Florence looked over at Astrid—how flippantly and casually she had offered for them to fly home and back again for the holiday. Did she not know the cost of two round-trip transcontinental tickets? Did she not grasp the stark reality of their financial situation? They were barely getting by, week to week. They were barely making rent.
“Now, I’m starving,” Astrid said, as if she were bored with the conversation. “I’m going to go rinse off, and then let’s go out. There’s a Peruvian restaurant down the street that you’ll just die for, Charles.” Astrid gathered her towel and her bath caddy and disappeared out the door.
For a moment after she’d gone, Florence and Charles just looked at each other across the table.
“She’s not well,” Charles said.
“I know how it looks, but—it’s because of her foot,” Florence said hurriedly, wanting to reassure him. “It bothers her. It’s the only thing that helps.”
“How did it happen?” Charles asked. “Her injury?”
Florence paused, bit her lip. “When she told RJ that she wouldn’t give up dancing, he told her he’d make it so she couldn’t anymore,” Florence said. “He took a hammer to her foot while the butler held her down.”

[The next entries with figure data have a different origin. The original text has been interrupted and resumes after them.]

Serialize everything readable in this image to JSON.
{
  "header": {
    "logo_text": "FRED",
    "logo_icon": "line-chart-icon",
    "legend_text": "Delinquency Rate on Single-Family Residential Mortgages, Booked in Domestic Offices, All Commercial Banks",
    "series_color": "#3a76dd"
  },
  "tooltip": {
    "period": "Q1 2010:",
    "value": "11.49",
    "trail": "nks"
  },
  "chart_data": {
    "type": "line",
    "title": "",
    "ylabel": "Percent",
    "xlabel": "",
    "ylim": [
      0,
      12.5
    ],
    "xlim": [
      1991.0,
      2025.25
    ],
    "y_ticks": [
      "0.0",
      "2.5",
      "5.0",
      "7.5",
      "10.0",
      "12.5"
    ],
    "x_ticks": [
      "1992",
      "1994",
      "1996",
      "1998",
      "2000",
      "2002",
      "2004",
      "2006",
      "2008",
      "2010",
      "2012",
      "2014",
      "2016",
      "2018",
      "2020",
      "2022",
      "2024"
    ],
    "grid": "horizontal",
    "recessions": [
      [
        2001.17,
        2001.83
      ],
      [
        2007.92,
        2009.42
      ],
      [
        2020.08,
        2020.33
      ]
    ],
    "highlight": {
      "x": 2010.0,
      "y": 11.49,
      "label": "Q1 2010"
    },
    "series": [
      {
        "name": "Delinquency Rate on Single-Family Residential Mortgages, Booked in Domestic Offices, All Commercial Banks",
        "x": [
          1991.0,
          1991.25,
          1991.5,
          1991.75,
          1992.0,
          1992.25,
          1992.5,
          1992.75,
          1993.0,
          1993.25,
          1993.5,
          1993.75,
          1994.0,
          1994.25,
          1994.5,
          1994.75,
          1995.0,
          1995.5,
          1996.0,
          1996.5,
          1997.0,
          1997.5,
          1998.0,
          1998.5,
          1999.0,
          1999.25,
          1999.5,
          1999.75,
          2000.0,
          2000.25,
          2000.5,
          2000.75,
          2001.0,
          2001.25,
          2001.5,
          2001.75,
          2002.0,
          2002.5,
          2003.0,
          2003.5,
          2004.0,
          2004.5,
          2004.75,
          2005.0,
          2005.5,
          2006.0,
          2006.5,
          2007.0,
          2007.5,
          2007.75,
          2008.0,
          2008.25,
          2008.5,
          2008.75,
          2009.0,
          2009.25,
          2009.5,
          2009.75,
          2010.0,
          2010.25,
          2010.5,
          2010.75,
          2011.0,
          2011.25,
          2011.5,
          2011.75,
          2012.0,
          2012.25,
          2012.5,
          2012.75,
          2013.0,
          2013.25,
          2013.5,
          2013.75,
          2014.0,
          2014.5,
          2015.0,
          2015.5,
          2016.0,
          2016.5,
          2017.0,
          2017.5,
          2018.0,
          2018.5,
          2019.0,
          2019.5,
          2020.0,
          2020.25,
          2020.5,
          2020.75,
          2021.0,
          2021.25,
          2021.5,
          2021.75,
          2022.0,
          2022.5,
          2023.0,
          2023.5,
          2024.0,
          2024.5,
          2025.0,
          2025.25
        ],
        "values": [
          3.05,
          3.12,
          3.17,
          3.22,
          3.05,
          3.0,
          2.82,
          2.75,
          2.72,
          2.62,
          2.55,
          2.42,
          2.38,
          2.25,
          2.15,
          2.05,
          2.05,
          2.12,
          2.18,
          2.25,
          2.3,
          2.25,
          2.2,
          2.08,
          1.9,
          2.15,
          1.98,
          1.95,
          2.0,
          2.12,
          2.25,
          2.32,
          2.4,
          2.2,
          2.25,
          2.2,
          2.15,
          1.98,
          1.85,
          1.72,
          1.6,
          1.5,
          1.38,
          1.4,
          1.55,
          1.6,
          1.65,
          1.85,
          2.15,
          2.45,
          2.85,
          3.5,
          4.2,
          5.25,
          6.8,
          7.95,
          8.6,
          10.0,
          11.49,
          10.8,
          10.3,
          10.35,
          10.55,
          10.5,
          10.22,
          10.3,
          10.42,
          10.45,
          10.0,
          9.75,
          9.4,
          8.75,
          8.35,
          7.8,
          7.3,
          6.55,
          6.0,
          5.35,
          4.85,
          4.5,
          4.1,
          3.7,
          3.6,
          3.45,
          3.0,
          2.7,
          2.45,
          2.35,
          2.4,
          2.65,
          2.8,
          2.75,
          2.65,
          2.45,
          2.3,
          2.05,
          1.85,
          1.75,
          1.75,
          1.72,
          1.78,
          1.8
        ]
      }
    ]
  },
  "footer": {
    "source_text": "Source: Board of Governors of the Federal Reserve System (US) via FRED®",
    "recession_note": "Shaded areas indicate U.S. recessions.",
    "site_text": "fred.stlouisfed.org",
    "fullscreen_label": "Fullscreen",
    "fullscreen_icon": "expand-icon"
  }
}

A vein flared in Charles’s neck. Florence knew him to be an even-tempered man. She’d never seen him angry before.
“Animal,” Charles said under his breath.
“Please,” Florence said, leaning forward. She set her hand on top of his on the table, imploringly. “Don’t send her back to him, Charles. He’ll kill her.”
Charles thought for a moment. “And I suppose she won’t come home?” Charles asked. “I mean, more than just for the holidays. To stay.”
“That would kill her, too, but in a different way,” Florence said. “I’m not sure which would be worse, in her eyes. She’s happy here, you know.”
Charles looked around the room again. His eyes landed on the single bed. “There’s a sanatorium about a day’s drive from here,” Charles said. “I don’t suppose she’d go?”
Florence shook her head. “I know her too well to ask.”
After their newly found freedom, to go to a place where she didn’t have any—Florence knew that would break Astrid.
“She’s happy here?” Charles asked. “Truly? You both are?”